Путь до поселка был не близок — четыре часа утомительного перестука колес электропоезда. Сергей Васильевич, выбрав последний вагон, занял место в углу и предусмотрительно проглотил таблетку. Дождался отправления, раскрыл было газету, но настроиться читать не смог. Людей было немного, в будний день ехали по делам жители деревень, но были среди них и явно городские. Недалеко от Сергея Васильевича развязно разместились подростки лет пятнадцати. Они бесстыдно целовались и смеялись, тощий паренек, не стесняясь окружающих, гладил еле заметную грудь глупо наряженной подружки. Казалось, они еле сдерживались от прилюдного совокупления. Немолодая женщина с безыскусно простым лицом, светлые брови и ресницы на котором выдавали в ней деревенскую жительницу, хмуро поглядывала на подростков и вскоре пересела на другую сторону. В вагоне было сумрачно и гулко от раздававшегося рельсового скрипа. Внезапные полосы утреннего света пробегали по одиноким фигурам людей. Поезд мчался, содрогаясь и стуча, минуя грязный пригород, к дачным поселкам, оттуда — по широкой речной долине — к необъятному Байкалу.
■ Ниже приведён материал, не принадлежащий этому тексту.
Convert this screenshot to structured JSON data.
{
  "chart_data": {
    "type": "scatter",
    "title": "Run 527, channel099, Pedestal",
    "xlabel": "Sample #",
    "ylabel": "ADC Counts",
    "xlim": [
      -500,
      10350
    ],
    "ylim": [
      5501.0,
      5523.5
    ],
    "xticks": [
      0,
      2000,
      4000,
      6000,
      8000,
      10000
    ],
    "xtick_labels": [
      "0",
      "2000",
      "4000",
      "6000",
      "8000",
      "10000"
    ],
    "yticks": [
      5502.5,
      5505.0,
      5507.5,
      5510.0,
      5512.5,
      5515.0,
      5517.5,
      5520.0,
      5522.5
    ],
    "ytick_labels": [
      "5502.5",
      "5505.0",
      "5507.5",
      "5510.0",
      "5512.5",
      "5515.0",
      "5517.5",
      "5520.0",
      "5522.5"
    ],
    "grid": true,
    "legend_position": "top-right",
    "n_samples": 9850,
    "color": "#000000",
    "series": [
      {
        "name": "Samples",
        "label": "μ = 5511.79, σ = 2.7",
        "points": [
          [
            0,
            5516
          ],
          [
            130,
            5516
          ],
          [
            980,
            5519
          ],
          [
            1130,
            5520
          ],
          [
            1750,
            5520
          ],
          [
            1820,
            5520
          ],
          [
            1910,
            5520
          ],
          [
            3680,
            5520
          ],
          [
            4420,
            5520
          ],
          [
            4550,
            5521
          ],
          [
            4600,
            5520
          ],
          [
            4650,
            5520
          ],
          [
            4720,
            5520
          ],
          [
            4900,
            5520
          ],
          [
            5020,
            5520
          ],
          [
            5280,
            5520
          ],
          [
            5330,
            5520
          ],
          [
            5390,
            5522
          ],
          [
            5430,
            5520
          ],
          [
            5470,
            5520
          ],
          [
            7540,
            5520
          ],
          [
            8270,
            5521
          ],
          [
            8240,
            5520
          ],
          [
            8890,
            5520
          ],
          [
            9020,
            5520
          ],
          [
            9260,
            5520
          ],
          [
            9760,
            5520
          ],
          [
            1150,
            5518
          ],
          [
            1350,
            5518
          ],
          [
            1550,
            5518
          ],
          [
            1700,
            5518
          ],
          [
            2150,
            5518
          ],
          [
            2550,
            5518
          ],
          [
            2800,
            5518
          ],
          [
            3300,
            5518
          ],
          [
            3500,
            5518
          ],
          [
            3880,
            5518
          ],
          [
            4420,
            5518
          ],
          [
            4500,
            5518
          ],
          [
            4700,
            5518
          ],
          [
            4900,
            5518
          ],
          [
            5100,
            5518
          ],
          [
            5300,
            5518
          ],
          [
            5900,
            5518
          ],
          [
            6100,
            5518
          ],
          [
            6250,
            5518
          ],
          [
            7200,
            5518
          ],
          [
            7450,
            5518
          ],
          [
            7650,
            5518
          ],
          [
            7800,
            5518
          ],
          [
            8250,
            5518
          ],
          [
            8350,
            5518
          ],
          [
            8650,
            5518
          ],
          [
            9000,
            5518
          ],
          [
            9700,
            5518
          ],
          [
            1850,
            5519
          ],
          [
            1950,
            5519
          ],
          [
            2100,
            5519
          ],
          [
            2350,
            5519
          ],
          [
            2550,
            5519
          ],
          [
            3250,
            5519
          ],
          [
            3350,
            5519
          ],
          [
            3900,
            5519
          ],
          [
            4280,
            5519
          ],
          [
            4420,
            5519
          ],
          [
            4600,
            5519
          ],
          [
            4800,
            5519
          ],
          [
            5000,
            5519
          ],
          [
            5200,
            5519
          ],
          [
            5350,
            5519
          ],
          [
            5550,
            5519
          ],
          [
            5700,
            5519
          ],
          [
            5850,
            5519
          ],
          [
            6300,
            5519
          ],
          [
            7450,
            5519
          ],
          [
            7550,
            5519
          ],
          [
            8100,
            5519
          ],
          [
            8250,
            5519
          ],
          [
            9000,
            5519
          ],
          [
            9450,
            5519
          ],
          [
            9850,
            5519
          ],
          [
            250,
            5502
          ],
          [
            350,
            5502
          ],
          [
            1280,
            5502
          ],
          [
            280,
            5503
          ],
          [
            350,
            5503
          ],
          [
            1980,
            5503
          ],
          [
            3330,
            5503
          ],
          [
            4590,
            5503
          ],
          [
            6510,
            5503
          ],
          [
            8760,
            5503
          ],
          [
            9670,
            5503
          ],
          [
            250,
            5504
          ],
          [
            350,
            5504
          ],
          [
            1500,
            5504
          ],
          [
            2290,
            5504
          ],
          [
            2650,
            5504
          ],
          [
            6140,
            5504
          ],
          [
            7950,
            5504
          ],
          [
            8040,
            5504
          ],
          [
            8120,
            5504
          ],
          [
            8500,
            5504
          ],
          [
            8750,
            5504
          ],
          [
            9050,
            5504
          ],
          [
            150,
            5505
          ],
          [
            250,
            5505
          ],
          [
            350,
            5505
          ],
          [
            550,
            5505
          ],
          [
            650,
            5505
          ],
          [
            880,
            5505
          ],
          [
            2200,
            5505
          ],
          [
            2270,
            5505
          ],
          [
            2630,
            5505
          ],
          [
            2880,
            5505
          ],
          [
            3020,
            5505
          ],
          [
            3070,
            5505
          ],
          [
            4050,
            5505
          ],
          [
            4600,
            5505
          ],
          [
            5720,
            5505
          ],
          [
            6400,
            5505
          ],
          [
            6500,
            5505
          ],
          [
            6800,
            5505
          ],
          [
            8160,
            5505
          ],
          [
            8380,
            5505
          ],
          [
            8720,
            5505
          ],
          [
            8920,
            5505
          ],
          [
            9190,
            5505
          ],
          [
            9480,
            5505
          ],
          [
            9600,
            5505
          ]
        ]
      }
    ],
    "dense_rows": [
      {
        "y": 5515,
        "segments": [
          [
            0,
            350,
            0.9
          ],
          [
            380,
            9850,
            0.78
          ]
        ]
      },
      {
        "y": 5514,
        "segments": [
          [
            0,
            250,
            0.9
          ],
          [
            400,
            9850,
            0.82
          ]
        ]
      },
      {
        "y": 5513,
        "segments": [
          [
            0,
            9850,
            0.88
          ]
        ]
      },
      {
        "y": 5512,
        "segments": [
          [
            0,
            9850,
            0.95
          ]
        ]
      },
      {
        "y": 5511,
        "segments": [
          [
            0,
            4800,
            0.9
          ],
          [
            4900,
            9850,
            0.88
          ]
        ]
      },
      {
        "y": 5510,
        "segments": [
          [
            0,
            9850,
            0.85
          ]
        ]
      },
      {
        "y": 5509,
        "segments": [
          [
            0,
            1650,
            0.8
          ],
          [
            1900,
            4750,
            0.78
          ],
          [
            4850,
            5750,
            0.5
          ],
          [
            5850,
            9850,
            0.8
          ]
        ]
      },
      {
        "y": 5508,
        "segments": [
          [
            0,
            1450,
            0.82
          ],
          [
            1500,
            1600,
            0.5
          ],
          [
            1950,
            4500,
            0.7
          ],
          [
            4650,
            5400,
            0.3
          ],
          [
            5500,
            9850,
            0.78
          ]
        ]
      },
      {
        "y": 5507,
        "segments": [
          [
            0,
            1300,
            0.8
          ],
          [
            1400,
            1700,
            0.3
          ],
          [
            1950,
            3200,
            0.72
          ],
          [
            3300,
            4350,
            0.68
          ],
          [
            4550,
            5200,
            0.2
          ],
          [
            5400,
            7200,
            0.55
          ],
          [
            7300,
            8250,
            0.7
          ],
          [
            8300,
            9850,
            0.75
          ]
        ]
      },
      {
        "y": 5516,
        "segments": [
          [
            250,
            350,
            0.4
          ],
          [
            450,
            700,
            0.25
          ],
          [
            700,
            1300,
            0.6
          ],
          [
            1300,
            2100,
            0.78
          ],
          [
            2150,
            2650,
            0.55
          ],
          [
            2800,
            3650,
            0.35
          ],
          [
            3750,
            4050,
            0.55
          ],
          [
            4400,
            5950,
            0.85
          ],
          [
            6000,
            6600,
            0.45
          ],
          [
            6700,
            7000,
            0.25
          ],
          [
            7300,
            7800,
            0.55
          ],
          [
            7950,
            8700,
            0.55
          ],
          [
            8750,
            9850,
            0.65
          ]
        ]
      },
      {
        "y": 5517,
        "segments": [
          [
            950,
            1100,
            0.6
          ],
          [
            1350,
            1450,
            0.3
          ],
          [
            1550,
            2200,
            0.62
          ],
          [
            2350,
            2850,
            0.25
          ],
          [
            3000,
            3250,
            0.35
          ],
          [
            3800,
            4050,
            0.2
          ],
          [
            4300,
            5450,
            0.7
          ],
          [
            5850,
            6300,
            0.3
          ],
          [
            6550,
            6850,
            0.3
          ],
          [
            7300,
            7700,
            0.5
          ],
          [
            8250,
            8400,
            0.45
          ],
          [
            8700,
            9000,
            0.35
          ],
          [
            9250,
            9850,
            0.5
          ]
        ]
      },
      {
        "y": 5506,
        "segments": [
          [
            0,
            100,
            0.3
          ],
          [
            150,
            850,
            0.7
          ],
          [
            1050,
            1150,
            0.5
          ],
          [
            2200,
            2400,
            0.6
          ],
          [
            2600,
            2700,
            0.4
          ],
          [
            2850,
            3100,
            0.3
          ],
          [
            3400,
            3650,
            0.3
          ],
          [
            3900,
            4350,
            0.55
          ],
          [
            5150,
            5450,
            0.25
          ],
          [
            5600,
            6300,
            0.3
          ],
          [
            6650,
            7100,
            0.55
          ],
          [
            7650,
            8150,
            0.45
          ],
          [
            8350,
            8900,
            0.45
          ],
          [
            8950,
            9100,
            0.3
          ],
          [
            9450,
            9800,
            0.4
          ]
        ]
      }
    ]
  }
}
Напротив Сергея Васильевича скамья пустовала, но через две остановки тяжело вошел и бессильно уселся на нее старик. Темное оспенное лицо его было обезображено двумя шрамами на щеках, которые, как догадался Сергей Васильевич, были когда-то зашитыми разрывами рта. Сергей Васильевич невольно вспомнил читаный в детстве роман о человеке, который всегда смеялся. Старик был пьян. Мутным и жестким взглядом он уставился на Сергея Васильевича, потом достал из кармана пиджака полулитровую, скрутил пробку и медленно вылил в горло треть бутылки. Кадык его лишь раз двинулся под провисшей кожей. Всю дорогу старик молчал, угрюмо глядя за окно, сцепив руки, темные от расплывшихся бурых наколок.

Самохин, глядя на старика, невольно вспомнил отца. Тот тоже мог жадно выпивать бутылку в два счета. Мог так же брезгливо смотреть на окружающих, морщась и засыпая от водки, как от снотворного. Сейчас, десять лет спустя, Сергей Васильевич уже мог думать об отце спокойно. Но было время, года два после его смерти, когда он думал о нем каждый день. Большим мучеником называли его отца знавшие люди. За что такая участь, чего не хватало ему в жизни, был он здоров, красив, его любили женщины. В памяти Сергея Васильевича он и остался таким — любившим шумное застолье, танцы и песни. Пел и напевал он всегда, часто — выходя на балкон, поверх недоуменных взглядов прохожих. С приходом старости застолья закончились, кончились и песни, осталось одинокое пьянство. Несколько раз отец пытался покончить с собой. Видимо, мысли о смерти часто донимали его, он любил порассуждать, как лучше, легче умереть. Перебирая все способы окончательного ухода, делал вывод, что лучше всего замерзнуть: человеку тогда становится сонно, безразлично.

«Во многой мудрости много печали…» — нет, отец его был не пустым гулякой, он был большим книгочеем, пропить мог многое, но не книгу. В доме их перегруженный книжный шкаф занимал почетное место, книги сохранялись бережно, как иконы. Отец знал многое удивительно верно, даже пророчески. Но, прожив почти семь десятков лет, он не смог найти примирения с окружающими людьми, старость его не стала мудрой и спокойной. Умирал он в одиночестве, далеко от всех, наверное, в страданиях. Какое солнце светит теперь ему?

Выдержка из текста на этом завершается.